Cruise Ship Stories
Sea travel has been my passion since I sailed from Cape Town to Southampton on the magnificent Queen Mary 2. I had been watching Australian billionaire Clive Palmer’s plans to build a replica of the Titanic in China with interest, although the project seems to have ground to a halt, with nothing to show for the trouble beyond a 9.3 metre / 31 foot scale model tested in a 300 meter / 980 foot Hamburg tank. This saddens me because there is nothing quite like retro travel to get me reaching for my wallet.
Three Queens of the Sea
As a child, I travelled quite often from Cape Town to East London in South Africa on Union Castle mail ships serving the Europe / Africa route. Names like Carnarvon, Arundel and Winchester Castle spring to mind. They had been troopships in World War II, and might be museum pieces had air travel not stolen away their markets.
I think the finest ships of all were Cunard’s four funnelled beauties that ruled the oceans in the 19th Century. For me, their lines are far more graceful than the current versions that with due respect look more like shoeboxes with propellers attached and a pointy bit up front. Of course, the previous generation pictured below were not a touch to them when it comes to modern, wall-to-wall luxury.
Cruising Cunard in the 19th Century
The novelist Charles Dickens paid Cunard £20 for a cabin from London to New York in the 1870’s. The modern equivalent of that is £1,600, and for this he got a basic cabin on a ship that rolled like a drunken seafarer as it took on the Atlantic Ocean. He described the passengers as being in “ecstasies of fear”. An anecdote has it a passenger complained to a ship’s officer that water was coming down the stairs. He replied that he was only worried when the water was coming up the stairs.

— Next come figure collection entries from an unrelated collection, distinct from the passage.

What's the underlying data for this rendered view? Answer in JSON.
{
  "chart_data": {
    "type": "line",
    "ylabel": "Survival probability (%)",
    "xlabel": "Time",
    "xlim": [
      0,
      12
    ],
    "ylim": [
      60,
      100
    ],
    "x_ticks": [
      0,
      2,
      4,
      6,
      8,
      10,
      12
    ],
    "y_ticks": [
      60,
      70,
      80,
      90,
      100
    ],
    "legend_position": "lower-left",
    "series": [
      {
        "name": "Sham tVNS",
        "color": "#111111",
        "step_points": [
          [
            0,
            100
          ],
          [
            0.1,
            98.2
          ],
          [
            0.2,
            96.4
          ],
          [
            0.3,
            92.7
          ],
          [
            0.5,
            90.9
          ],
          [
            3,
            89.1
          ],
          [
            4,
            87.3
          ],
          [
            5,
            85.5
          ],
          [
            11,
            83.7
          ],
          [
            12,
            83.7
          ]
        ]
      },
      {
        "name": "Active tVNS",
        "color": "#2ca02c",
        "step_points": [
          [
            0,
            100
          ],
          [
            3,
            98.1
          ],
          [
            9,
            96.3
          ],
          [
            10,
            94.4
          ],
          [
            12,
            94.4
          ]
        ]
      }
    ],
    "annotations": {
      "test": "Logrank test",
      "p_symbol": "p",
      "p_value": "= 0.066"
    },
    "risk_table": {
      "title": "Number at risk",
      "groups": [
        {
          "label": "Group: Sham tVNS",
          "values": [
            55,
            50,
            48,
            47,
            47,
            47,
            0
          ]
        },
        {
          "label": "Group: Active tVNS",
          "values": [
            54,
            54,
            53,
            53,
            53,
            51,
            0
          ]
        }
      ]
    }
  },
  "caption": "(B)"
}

The 21st Century Cunard Difference
A balcony stateroom from Southampton to New York on Queen Mary 2 retails for £1,779 per person, or £3,558 for the cabin. This is twice the price that Dickens paid, but I will warrant the comfort of travelling in a 5 Star Hotel justifies it. From time to time the company offers specials that work out cheaper than Dickens paid and you can hire a car when you arrive. So, despite my reservations I hope to dickens I can afford another Cunard cruise, and that the current three sail on forever, or for at least as long as I am alive.